When developer John Kane of Kane Realty Corp. decided not to renew the Bruegger’s lease two years ago, he said at the time that he wanted, with this essential piece of real estate, to go in a different direction. Those wary of the chain restaurants and big box stores that often crop up in expensive new developments like North Hills were pleased to learn that the space’s new tenant wouldn’t be another national brand but a local entrepreneur. 

Mike Smith
Mike Smith

Mike Smith, the president and chief operating officer at Kane Realty, says the company is committed to supporting local restaurateurs and has been working intentionally to create great spaces for them and other local business owners. He points to Rosewater, as well as Coquette and Vivace, as examples of that commitment in North Hills. 

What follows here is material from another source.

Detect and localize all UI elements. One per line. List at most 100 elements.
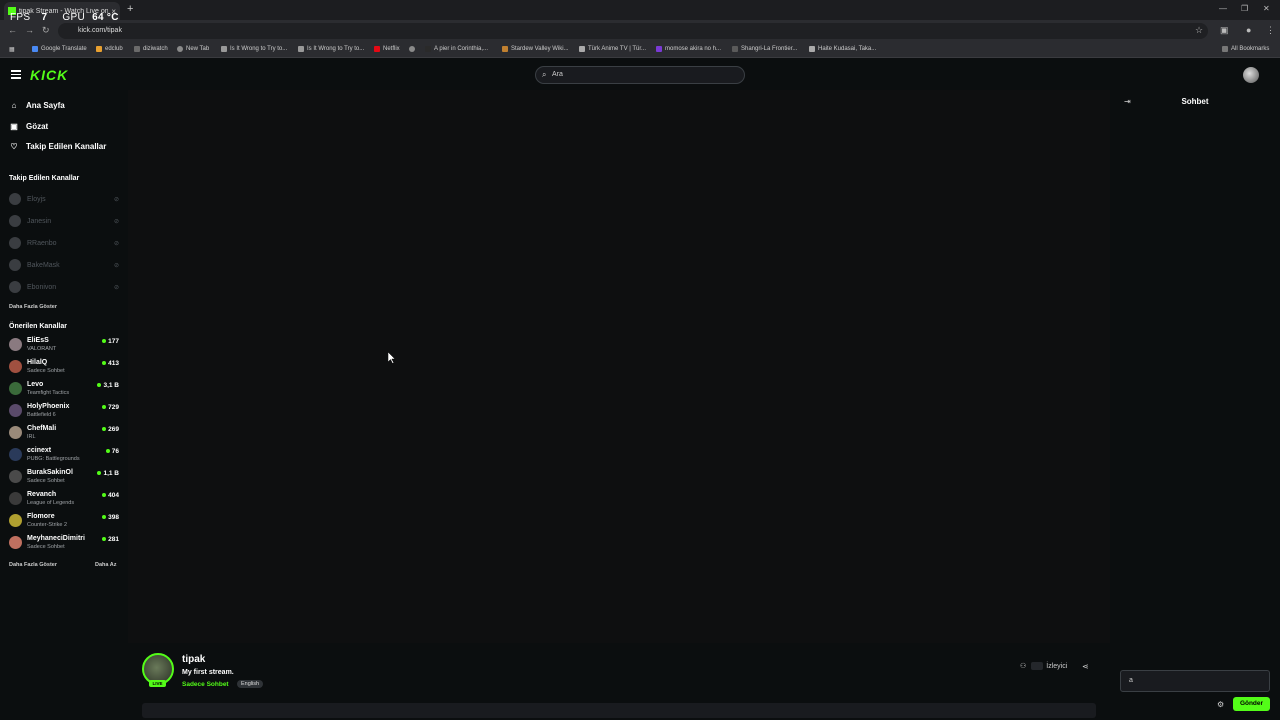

Downtown, Luang Prabang, a Laotian concept from the owners of Bida Manda and Brewery Bhavana, will occupy the marquee ninth floor space in The Dillon. And the upcoming Smoky Hollow development on West Street will, Smith says, have “a very targeted focus on local operators,” including local restaurants, bars, cafes, retailers and other business owners. 

“There are so many great local chefs and food purveyors in Raleigh and we are trying to create spaces and places in advance for what we believe is the need,” Smith says. “We know there is work that needs to be done together to make it a success. We want to make sure we’re thoughtful in the design as we think through it and try to anticipate what a local restaurateur is able to be.”

Bakatsias says roses signify balance to him, which is why he chose to name his newest restaurant “Rosewater.”

“Balance, whether it’s in food or spirituality, whether in fun and laughter, whatever life chooses to be and how it is, there is always some kind of balance that is necessary. [Here], we want to have this European romance but we spice it up some. I love the aroma of rosewater, but you have to use it in balance.”

Another aspect of life that requires balance? How we choose to build our communities. 

“I guess chains are necessary for this community to be successful,” Bakastias says, “but I was delighted that [Kane Realty] was responsible enough to realize that [this space] is a little jewel and they wanted it to be independent. I saw it, we both met and it was like this perfect marriage. I’m excited to see more of this so we can have a balance in the community.”